The forum, according to a communiqué signed by Onyekpere and Princewill Okorie of the Association for Public Policy Analysis, was convened to build capacity, raise awareness and sensitise core stakeholders on topical issues in fiscal responsibility so that they can become change agents for the enthronement of sound fiscal governance practices at all levels of governance in Nigeria.
It reviewed the “undue appropriations” in the 2012 federal budget and participants declared that they will “never again” allow the abuse of public resources in the name of appropriation.
It was also an opportunity to recruit more organisations into the Citizens Wealth Platform and provide coordination for various groups working on fiscal governance and budget interventions in the South East geo-political zone. It further reviewed the federal capital budget pull-out for the South East Zone.
The forum observed that fiscal governance was inherent in the task of leadership at all levels of governance. To the participants, “it is the most important process and instrument deployed by governments to influence the lives of the population. Sound fiscal governance leads to development and economic growth.
“Fiscal malfeasance has become part of the governance landscape from the federal, state to the local governments and the poor management of public resources has led to massive poverty, unemployment and decay of infrastructure.
“There is the need to mobilise and raise a street army of fiscal enthusiasts ready and willing to work for fiscal change through diligent engagement of the system. This street army must come from civil society and willing to engage the blow by blow activities of budgeting especially at the formulation, approval, implementation, monitoring and reporting stages.
“The Fiscal Responsibility Act envisages a Nigeria where individual citizens and groups take active interest in issues of transparency, accountability and value for money in fiscal governance.
“The mischief in the previous legal regime that led to the enactment of the Act still persists. There are still several cases of budgetary corruption, unrealistic forecasts, poor capital budget implementation, and lack of the political will to involve the people in the budgeting process especially by the executive arm of government, etc”, the participants added.
To them, the poor implementation of the 2012 federal capital budget and the disagreement between the Executive and the National Assembly on the percentage implementation of the capital budget shows the disconnection between the government and citizens.

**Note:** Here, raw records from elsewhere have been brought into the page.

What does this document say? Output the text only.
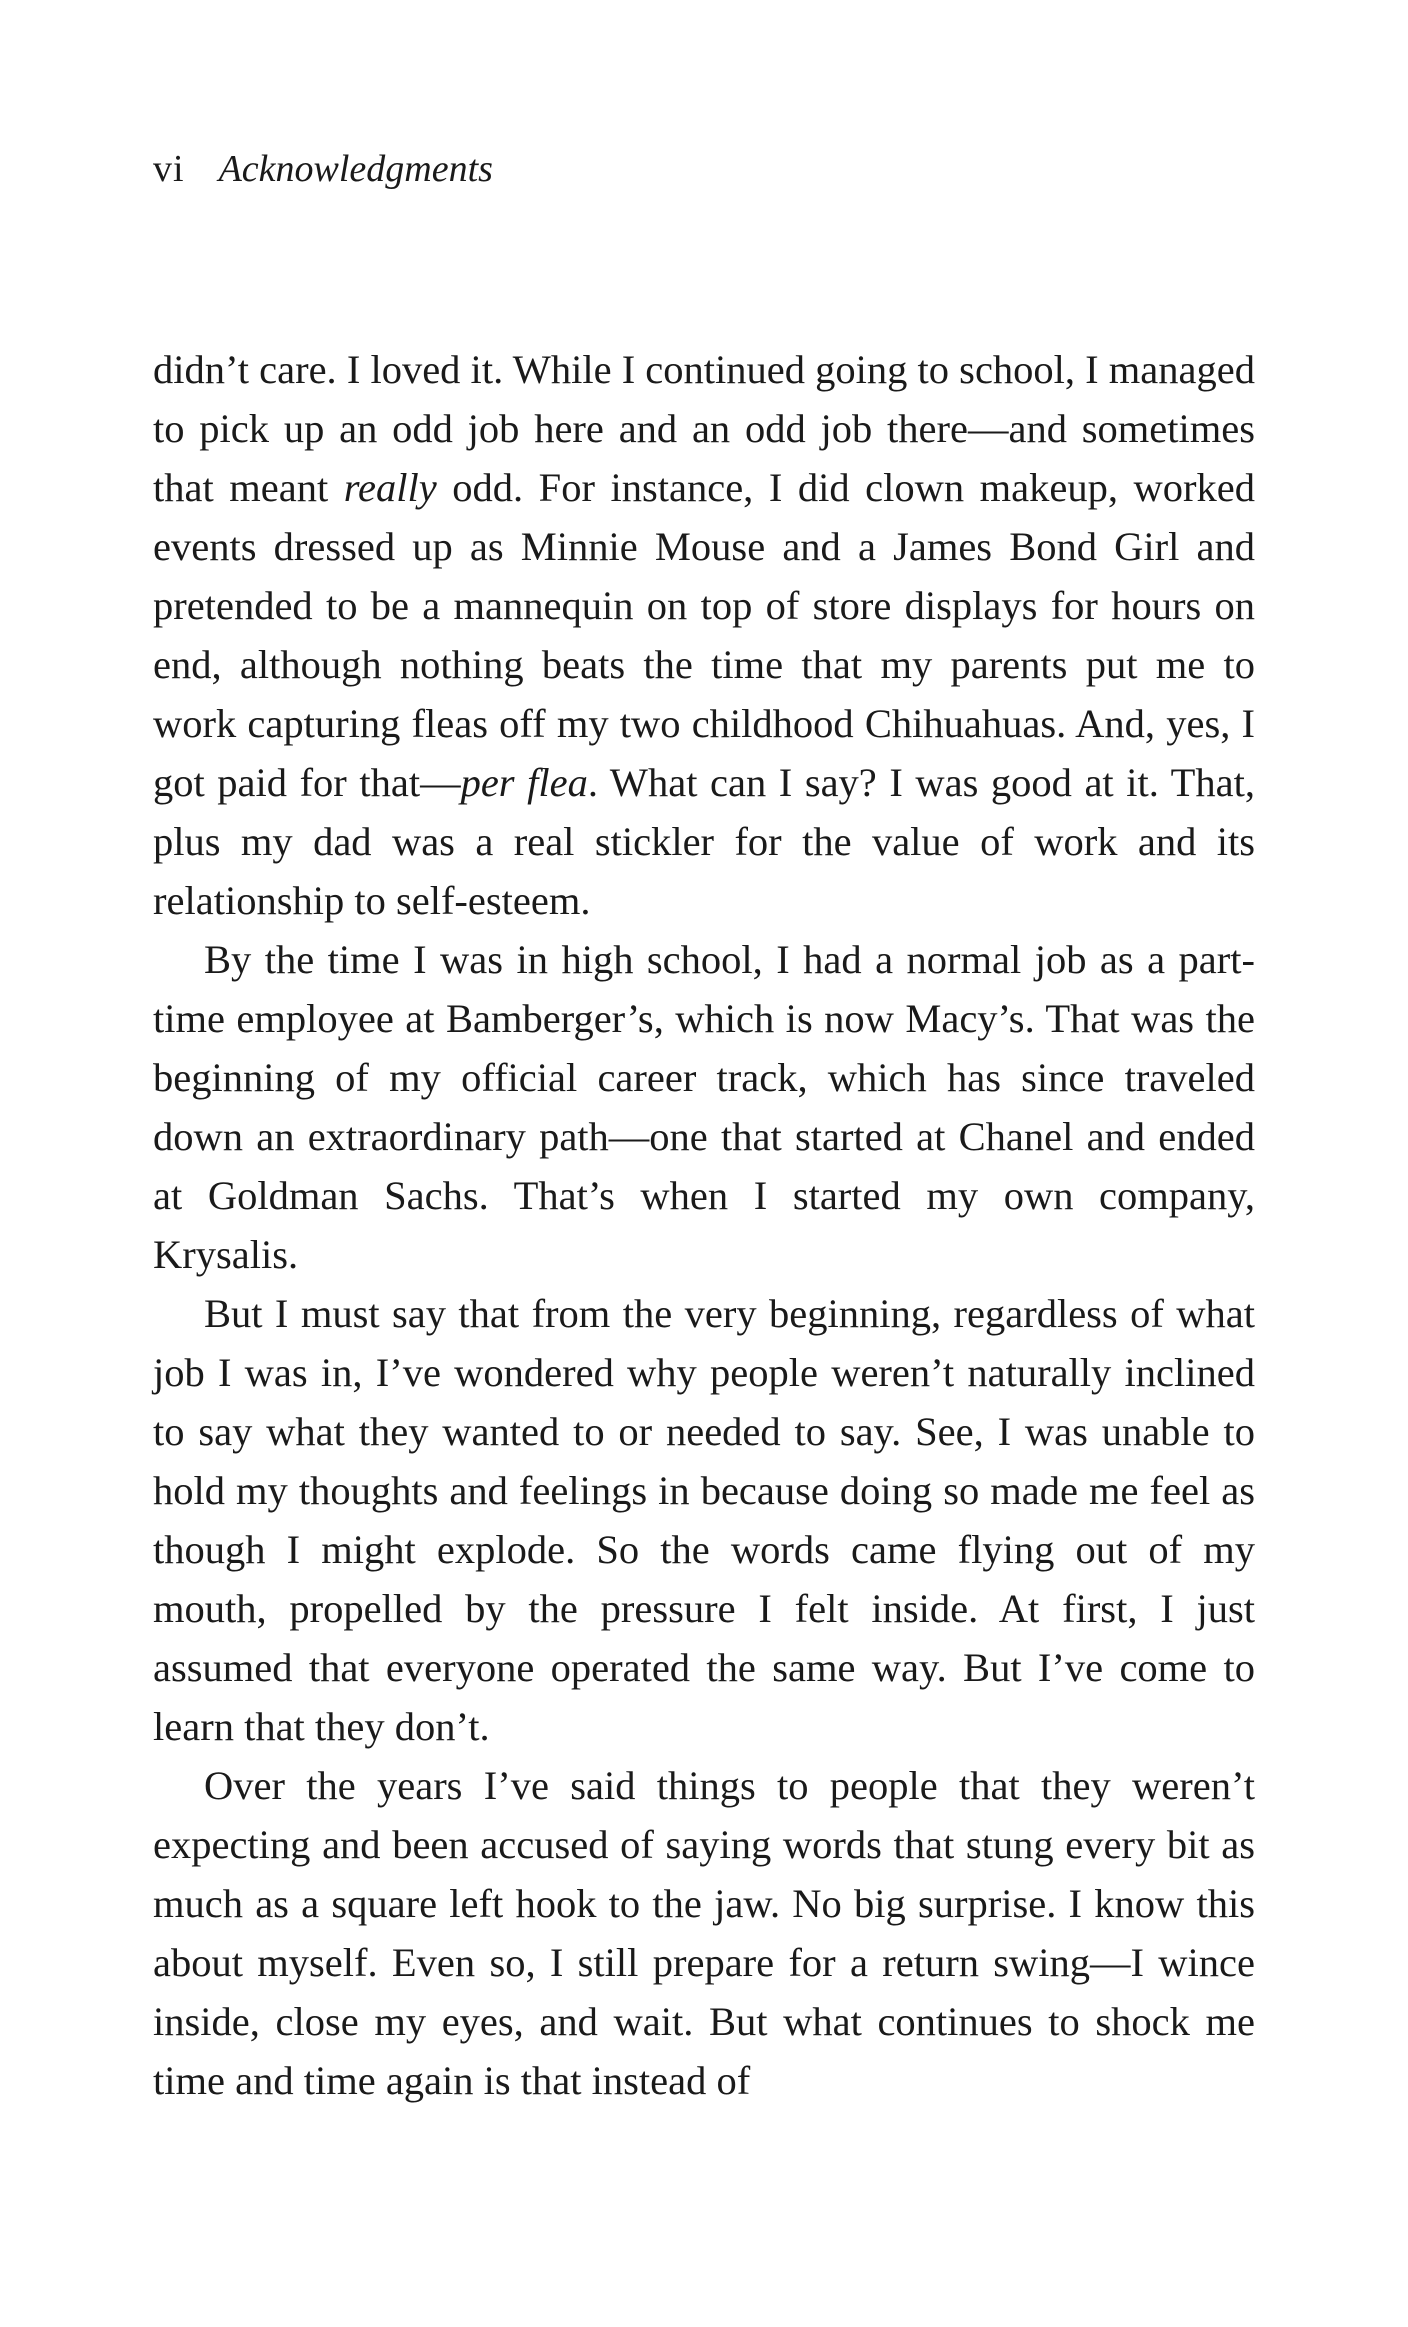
vi Acknowledgments

didn’t care. I loved it. While I continued going to school, I managed to pick up an odd job here and an odd job there—and sometimes that meant really odd. For instance, I did clown makeup, worked events dressed up as Minnie Mouse and a James Bond Girl and pretended to be a mannequin on top of store displays for hours on end, although nothing beats the time that my parents put me to work capturing fleas off my two childhood Chihuahuas. And, yes, I got paid for that—per flea. What can I say? I was good at it. That, plus my dad was a real stickler for the value of work and its relationship to self-esteem.

By the time I was in high school, I had a normal job as a part-time employee at Bamberger’s, which is now Macy’s. That was the beginning of my official career track, which has since traveled down an extraordinary path—one that started at Chanel and ended at Goldman Sachs. That’s when I started my own company, Krysalis.

But I must say that from the very beginning, regardless of what job I was in, I’ve wondered why people weren’t naturally inclined to say what they wanted to or needed to say. See, I was unable to hold my thoughts and feelings in because doing so made me feel as though I might explode. So the words came flying out of my mouth, propelled by the pressure I felt inside. At first, I just assumed that everyone operated the same way. But I’ve come to learn that they don’t.

Over the years I’ve said things to people that they weren’t expecting and been accused of saying words that stung every bit as much as a square left hook to the jaw. No big surprise. I know this about myself. Even so, I still prepare for a return swing—I wince inside, close my eyes, and wait. But what continues to shock me time and time again is that instead of
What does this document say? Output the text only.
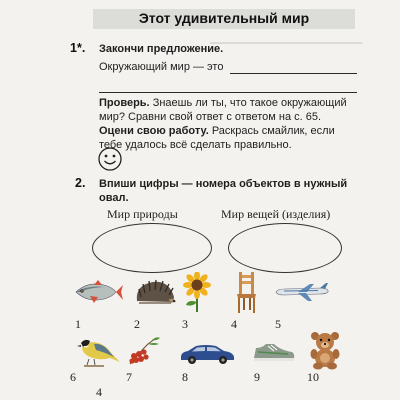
▔▔▔▔▔▔▔▔▔▔▔▔▔▔▔▔▔▔▔▔▔▔
Этот удивительный мир
1*. Закончи предложение.
Окружающий мир — это
Проверь. Знаешь ли ты, что такое окружающий
мир? Сравни свой ответ с ответом на с. 65.
Оцени свою работу. Раскрась смайлик, если
тебе удалось всё сделать правильно.
2. Впиши цифры — номера объектов в нужный
овал.
Мир природы	Мир вещей (изделия)
1	2	3	4	5
6	7	8	9	10
4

“Certain projects in the South East have become permanent fixtures in the federal budget in the last eight years. These include the Enugu-Port Harcourt and the Onitsha-Enugu Expressways. There seems to be no political will to execute the projects. It is either the funds provided are insufficient or the funds provided are not released or incompetent contractors are brought to work on them.
“The idea of making poverty reduction interventions to focus on the distribution of tricycles, sinking of boreholes in communities where various boreholes already exist or the installation of solar powered street lights that cannot work more than six months after installation cannot in any way alleviate poverty”, the forum noted in a communiqué.
Participants resolved that massive awareness raising and campaigns should be undertaken by CSOs to arouse the peoples’ consciousness on the inextricable link between the budget, its priorities, implementation and the level of development and the standard of living.
According to them, “Fiscal malfeasance should be linked to the massive poverty, unemployment and decay of infrastructure. The Citizens Wealth Platform offers a legal and legitimate opportunity as a Platform for engaging the authorities for improvements in fiscal governance. CSOs in the South East should endeavour to join the Platform and participate actively in its activities.
“Budgetary corruption should be fought to a standstill. Nigerians should consider using the provisions of section 51 of the Act to fight unaccountability and lack of transparency to a standstill. CSOs from the South East geopolitical zone should mobilise and in future join national protests against corruption, impunity and fiscal malfeasance.
“President Goodluck Jonathan and the Coordinating Minister for the Economy should take urgent and expeditious steps to ensure the full implementation of the capital component of the 2012 federal budget. Engaging the National Assembly in an unnecessary argument would not solve the problem of poor capital budget implementation”, the communiqué added.